Following an anecdotal tip from Barry Behr, the director of Stanford’s IVF laboratory, that some eggs are squishier than others, the researchers began investigating whether this had something to do with the fertilized egg’s ultimate development potential.
Using a small pipette, the researchers applied a small amount of pressure to mice eggs an hour after fertilization and recorded how much each egg deformed. They placed the embryos in a standard nurturing liquid and reexamined them at the blastocyst stage. At this point, the eggs that had provided a certain range of “push back” were more likely to produce healthy-looking, symmetrical embryos. The researchers built this data into a predictive computer model that, based only on the egg’s squishiness, can now predict with 90% accuracy whether a fertilized egg will grow into a well-formed blastocyst.
Next, they transferred the embryos to mother mice. Embryos classified as viable based on squishiness were 50% more likely to result in a live birth than embryos classified as viable using conventional techniques.

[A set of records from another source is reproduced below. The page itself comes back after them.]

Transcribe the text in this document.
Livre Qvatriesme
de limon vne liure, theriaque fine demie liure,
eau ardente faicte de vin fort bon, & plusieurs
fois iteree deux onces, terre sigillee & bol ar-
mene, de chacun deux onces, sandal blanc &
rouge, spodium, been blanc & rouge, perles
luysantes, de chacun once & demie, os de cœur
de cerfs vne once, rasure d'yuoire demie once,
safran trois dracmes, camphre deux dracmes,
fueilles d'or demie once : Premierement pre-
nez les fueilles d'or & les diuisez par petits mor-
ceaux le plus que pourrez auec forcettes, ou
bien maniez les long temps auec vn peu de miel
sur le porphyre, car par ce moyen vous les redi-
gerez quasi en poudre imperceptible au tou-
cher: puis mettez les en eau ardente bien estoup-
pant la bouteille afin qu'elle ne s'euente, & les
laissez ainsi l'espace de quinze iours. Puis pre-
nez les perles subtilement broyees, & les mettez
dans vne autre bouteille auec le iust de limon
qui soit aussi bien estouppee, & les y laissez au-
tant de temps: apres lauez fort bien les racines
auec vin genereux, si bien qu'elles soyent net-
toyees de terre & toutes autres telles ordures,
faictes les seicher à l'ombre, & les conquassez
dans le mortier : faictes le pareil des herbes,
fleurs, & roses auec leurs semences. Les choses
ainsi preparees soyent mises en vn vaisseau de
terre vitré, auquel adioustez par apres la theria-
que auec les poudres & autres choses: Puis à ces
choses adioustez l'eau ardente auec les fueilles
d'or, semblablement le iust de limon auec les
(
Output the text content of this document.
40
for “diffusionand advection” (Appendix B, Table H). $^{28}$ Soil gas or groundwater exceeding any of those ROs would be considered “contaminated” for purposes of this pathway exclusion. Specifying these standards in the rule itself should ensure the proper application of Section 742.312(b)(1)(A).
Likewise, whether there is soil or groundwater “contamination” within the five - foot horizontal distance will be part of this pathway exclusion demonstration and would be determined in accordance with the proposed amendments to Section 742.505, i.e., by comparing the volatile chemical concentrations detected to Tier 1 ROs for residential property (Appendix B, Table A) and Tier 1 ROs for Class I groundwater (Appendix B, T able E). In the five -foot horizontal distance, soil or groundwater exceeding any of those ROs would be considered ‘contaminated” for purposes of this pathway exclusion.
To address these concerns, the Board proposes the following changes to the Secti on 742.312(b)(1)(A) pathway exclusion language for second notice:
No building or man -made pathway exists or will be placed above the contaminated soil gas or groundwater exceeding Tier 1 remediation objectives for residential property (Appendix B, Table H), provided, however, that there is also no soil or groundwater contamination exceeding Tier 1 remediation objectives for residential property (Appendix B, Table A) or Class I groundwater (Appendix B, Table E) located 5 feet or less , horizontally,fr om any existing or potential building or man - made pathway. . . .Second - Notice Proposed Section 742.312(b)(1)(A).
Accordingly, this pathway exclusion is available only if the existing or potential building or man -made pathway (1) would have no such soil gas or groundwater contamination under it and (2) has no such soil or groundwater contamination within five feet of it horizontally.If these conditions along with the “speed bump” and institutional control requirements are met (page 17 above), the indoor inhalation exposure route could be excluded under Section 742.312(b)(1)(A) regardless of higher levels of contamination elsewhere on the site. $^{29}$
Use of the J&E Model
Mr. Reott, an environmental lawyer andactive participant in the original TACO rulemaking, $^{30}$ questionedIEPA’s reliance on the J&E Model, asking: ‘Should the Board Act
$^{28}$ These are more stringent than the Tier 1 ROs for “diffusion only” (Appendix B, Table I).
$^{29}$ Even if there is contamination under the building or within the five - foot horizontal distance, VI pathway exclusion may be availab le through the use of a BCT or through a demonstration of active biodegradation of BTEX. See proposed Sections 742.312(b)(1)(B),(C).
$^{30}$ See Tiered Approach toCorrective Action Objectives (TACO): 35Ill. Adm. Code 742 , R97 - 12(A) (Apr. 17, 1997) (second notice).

“Although cancer and other diseases involve stiff tumors or tissues, our colleagues have been surprised that we can gain so much information from this simple little mechanical test,” said David Camarillo, Ph.D., an assistant professor of bioengineering. “It is still surprising to think that simply squeezing an embryo the day it was fertilized can tell you if it will survive and ultimately become a baby.”
They repeated the experiment with fertilized human eggs and found that the rigidity assessment could foretell whether the embryo would reach a healthy blastocyst stage with 90% accuracy. They are ramping up to test viability in patients.
The researchers are still investigating why squeezing a fertilized egg can provide such powerful information. They have found, however, that the human embryos that were either too firm or too soft under- or misexpressed groups of genes that play key roles in repairing DNA, managing cell division, and aligning chromosomes during replication. In addition, they found a down-regulated gene that is involved with “egg hardening,” which normally occurs after the sperm penetrates the egg to prevent additional sperm from entering. This could hint at why nonviable embryos are unsuccessful, Yanez said.
“From a clinical perspective, once confirmed, the benefit is immense in that it could give us a proxy of viability of the embryo in the blink of an eye, and from that information we can manipulate the patient’s cycle in order to improve success,” said Dr. Behr, who is a professor of obstetrics and gynecology at the Stanford University Medical Center and a co-author on the study. “It’s very exciting work, and I’m happy to be a part of it.”